What is the chain of responsibility?

The chain of responsibility holds that all the people who influence drivers' behaviour and compliance should, and must, be held accountable if that influence results in non-compliance with traffic rules and laws.

The other people in the chain include from those consigning the the goods, those receiving the goods, and company directors. Everyone involved can be held accountable and there are penalties that can apply.

The chain of responsibility is responsibility shared, not transferred.

Who is in the chain?

A person is part of the chain of responsibility if their actions, inactions or decisions affect road transport operations. This could include a person who:

  • consigns goods
  • packs goods
  • loads goods
  • operates and/or drives a vehicle moving goods
  • plans the pick-up and/or delivery of goods
  • dispatches the vehicle moving goods
  • receives goods.

The chain can also include 'third parties', such as transport users or customers.
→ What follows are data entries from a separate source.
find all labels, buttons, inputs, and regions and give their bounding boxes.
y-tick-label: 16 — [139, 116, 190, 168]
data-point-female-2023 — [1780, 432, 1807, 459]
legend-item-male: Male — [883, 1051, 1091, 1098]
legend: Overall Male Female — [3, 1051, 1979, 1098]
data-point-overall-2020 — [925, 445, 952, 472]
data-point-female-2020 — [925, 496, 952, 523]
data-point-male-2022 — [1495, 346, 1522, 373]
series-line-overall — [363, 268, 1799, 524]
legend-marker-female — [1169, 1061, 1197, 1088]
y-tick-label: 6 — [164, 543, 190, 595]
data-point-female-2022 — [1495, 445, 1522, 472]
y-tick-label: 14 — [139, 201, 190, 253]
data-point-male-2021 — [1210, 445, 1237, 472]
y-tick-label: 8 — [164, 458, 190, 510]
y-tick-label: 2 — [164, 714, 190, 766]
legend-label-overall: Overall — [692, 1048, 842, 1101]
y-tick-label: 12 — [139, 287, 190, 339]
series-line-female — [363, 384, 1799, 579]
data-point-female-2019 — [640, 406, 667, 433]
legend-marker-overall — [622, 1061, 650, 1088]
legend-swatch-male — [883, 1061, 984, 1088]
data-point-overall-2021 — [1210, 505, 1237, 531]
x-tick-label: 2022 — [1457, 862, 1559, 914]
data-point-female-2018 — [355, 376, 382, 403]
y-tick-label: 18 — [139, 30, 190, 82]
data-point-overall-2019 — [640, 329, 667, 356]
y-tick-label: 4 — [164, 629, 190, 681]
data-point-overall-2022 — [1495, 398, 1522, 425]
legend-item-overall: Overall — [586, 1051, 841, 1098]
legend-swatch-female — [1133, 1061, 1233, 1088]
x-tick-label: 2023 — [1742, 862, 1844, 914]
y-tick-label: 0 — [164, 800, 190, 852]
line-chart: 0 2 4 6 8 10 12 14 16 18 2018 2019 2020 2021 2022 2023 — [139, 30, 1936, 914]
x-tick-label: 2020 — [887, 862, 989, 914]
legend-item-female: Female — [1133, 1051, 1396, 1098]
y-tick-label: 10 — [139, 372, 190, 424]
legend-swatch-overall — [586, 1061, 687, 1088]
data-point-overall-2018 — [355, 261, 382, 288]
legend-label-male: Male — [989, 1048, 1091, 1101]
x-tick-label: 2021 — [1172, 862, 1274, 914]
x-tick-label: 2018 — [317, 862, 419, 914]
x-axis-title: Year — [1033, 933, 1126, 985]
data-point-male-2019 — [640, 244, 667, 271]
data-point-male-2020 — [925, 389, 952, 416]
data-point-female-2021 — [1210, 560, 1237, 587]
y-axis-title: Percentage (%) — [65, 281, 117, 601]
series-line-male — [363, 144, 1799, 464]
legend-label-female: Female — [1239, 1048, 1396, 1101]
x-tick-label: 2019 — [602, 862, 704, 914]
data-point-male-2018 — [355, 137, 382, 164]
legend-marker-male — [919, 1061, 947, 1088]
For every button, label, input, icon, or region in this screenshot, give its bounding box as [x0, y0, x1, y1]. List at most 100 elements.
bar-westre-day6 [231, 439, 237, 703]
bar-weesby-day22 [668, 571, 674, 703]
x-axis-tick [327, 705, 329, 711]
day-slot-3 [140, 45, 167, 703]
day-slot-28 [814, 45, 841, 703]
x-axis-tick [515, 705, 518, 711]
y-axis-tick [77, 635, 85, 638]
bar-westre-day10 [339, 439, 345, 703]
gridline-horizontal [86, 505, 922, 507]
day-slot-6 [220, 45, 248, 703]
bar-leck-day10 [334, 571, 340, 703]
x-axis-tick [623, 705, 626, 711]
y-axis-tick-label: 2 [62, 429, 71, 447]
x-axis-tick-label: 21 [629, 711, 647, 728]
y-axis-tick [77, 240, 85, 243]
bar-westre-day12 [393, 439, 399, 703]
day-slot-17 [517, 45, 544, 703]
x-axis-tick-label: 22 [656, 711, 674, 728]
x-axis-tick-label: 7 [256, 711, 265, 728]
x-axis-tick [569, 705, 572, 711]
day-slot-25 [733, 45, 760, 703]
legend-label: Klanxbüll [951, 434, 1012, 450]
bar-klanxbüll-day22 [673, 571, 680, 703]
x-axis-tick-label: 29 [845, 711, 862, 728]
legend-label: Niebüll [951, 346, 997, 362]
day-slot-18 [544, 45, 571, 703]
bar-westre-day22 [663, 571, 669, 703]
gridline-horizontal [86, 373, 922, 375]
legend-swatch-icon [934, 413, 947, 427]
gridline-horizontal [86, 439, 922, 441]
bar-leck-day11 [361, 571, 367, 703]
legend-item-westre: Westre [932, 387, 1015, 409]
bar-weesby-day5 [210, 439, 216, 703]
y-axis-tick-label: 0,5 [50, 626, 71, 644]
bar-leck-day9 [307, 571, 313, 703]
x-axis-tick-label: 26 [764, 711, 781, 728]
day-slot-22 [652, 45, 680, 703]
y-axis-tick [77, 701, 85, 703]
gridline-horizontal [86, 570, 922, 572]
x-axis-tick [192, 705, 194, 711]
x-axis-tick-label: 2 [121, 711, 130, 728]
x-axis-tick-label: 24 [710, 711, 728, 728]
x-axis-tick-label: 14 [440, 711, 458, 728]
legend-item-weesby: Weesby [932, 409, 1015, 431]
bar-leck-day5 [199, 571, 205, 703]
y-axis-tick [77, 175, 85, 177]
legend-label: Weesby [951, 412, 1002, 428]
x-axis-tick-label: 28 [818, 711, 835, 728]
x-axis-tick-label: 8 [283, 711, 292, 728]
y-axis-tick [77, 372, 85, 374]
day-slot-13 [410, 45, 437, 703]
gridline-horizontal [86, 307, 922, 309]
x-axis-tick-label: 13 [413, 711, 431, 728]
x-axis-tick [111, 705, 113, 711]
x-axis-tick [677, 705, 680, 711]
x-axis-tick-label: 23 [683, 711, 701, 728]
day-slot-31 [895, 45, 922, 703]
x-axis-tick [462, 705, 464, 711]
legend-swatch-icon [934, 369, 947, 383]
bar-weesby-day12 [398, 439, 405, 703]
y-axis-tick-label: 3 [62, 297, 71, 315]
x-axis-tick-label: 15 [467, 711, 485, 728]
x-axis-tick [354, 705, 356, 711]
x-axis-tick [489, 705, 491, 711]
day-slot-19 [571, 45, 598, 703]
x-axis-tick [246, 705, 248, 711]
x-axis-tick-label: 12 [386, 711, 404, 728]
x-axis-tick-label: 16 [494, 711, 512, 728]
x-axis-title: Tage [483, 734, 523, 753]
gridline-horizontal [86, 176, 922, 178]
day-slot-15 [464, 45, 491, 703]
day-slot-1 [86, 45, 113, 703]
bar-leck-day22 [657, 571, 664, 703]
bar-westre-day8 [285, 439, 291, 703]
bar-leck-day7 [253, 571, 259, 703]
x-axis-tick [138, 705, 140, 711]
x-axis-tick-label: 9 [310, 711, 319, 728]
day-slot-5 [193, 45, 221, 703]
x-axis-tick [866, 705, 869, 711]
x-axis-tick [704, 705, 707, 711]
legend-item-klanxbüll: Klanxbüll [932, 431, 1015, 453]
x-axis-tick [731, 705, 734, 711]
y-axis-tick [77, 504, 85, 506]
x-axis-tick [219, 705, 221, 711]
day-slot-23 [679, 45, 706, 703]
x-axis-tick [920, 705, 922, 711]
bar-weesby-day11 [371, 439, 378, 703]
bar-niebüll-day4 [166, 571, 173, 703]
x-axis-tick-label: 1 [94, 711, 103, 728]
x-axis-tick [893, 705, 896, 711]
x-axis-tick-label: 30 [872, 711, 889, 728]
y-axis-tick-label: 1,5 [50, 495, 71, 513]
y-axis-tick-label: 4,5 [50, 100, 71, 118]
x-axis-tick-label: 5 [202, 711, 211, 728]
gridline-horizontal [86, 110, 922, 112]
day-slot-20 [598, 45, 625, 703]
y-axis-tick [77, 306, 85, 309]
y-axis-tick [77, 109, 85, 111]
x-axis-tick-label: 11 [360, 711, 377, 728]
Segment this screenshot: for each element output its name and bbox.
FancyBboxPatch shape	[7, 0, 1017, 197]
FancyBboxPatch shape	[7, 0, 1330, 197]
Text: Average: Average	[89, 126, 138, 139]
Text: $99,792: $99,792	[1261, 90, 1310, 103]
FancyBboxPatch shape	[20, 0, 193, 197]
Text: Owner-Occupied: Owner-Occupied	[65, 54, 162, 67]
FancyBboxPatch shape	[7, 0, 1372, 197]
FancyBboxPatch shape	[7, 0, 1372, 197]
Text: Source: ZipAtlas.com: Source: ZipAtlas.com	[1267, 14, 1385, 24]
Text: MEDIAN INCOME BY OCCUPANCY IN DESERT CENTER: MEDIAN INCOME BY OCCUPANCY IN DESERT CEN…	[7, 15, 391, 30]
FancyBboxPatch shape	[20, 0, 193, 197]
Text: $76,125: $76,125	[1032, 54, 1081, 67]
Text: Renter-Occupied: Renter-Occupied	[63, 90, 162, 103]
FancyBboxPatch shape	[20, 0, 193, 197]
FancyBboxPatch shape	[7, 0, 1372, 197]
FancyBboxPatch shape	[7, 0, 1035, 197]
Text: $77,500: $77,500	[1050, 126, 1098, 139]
What are the influencing behaviours?

Behaviours that could lead drivers or operators to breach the rules or laws include:

  • causing or influencing a driver to exceed speed limits
  • causing or influencing a driver not to comply with work-time, rest-time and logbook requirements (including a failure to maintain a logbook or falsifying logbook records)
  • causing or requiring a driver to operate a vehicle that exceeds its maximum gross weight.

What are the penalties?

A person convicted of a chain of responsibility offence can be fined up to $25,000.